We define deception as measures taken to confuse or mislead an adversary with respect to the location, capability, operational status, mission type, and/or robustness of a national security system or payload. While many deception measures could be taken at the system level, such as constructing different payloads or components in a manner that would make them difficult to distinguish from others that perform different functions, there are deception measures one could take at an architectural, operational, or organizational level as well.

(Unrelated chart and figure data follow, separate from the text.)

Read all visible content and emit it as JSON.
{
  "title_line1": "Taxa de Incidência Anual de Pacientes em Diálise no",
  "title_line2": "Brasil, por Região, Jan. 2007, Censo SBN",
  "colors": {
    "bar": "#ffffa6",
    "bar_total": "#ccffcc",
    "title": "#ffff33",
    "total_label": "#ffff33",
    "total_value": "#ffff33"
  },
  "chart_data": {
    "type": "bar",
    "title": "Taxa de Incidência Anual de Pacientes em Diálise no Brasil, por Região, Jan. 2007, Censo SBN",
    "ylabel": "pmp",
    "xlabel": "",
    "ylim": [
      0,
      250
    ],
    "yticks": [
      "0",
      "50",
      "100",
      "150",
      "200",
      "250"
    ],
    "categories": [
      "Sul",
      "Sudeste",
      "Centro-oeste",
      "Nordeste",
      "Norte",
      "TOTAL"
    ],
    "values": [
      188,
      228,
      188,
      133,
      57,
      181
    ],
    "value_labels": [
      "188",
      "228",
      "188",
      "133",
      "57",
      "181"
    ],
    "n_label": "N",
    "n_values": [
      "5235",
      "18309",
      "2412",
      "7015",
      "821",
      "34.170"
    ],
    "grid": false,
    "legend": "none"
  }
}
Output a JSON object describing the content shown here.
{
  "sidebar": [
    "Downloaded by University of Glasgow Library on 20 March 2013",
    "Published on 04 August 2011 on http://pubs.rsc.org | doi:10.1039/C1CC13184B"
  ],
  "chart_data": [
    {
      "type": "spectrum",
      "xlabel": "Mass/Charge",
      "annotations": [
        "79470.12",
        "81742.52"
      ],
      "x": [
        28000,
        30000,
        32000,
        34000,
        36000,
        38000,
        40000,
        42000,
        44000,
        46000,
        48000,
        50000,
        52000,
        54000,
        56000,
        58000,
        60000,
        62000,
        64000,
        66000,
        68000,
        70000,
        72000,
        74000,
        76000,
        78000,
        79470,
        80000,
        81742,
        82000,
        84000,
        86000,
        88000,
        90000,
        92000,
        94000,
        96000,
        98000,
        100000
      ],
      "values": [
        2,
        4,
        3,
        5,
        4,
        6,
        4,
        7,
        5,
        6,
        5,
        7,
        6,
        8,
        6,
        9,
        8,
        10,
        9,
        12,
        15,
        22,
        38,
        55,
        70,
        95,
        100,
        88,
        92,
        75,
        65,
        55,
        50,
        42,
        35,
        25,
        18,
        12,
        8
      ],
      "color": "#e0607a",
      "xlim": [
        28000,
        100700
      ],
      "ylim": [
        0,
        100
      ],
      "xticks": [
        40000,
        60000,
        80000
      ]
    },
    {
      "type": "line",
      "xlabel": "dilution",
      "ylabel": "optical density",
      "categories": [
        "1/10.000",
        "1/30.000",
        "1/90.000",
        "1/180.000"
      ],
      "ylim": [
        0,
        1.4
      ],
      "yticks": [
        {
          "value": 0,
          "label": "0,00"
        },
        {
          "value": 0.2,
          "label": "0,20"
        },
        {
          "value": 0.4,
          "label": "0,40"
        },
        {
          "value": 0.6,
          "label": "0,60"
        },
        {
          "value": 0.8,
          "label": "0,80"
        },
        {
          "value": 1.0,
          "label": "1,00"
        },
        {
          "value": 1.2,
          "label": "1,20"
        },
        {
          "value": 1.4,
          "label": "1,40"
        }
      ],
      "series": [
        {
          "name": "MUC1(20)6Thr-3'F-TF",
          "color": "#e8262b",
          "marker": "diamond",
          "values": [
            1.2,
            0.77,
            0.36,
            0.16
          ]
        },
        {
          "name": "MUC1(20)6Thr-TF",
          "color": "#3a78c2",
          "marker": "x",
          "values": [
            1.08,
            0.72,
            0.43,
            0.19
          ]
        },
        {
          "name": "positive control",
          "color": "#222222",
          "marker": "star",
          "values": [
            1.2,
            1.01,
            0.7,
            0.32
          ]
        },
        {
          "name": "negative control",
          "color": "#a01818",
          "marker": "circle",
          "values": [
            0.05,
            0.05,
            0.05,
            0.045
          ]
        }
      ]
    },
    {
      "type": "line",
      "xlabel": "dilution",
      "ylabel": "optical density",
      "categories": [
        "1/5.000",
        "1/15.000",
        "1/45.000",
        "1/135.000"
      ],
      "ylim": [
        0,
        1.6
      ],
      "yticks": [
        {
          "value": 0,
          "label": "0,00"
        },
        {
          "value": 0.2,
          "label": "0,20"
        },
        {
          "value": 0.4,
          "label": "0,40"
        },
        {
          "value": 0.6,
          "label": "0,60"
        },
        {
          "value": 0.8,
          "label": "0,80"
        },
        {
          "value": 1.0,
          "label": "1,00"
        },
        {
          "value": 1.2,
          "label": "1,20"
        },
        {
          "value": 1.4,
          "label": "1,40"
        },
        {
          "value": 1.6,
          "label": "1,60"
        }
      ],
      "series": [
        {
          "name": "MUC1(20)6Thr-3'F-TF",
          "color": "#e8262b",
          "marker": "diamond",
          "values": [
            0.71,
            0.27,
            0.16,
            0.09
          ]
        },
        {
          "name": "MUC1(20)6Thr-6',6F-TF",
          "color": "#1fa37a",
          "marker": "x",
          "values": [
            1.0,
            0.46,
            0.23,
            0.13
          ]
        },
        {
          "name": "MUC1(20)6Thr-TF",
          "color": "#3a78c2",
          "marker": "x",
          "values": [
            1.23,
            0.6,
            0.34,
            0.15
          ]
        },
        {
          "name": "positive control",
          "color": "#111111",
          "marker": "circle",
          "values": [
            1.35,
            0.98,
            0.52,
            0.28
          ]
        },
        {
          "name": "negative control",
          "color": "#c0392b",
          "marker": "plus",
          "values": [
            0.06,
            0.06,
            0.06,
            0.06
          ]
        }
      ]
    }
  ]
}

To the degree that deception measures are successful, an adversary either: (a) will not attack a given space system or capability that he would attack if he realized what and where it was or the actual function it performed; or (b) may be induced to attack systems that do not provide the capabilities that he is attempting to degrade. Given the physics of space defense and attack, deception is likely a critical element of any space system resilience effort.
Summary
As we have noted previously, all of these resilience measures, along with reconstitution and defensive measures, and alternate/cross domain abilities may be used individually and collectively to achieve warfighting mission assurance. Resilience is but one contributor to that equation. But we believe it is a critical component to define at the system level, in the control of the system designer, analyst, and operational commander to help drive those requirements that cannot be addressed through resilience alone.
The National Space Policy, the National Security Space Strategy, and DoDD 3100.10 require that space mission assurance and resilience be included in space system planning. This taxonomy is an appropriate basis for that planning and should be used to address these policy requirements.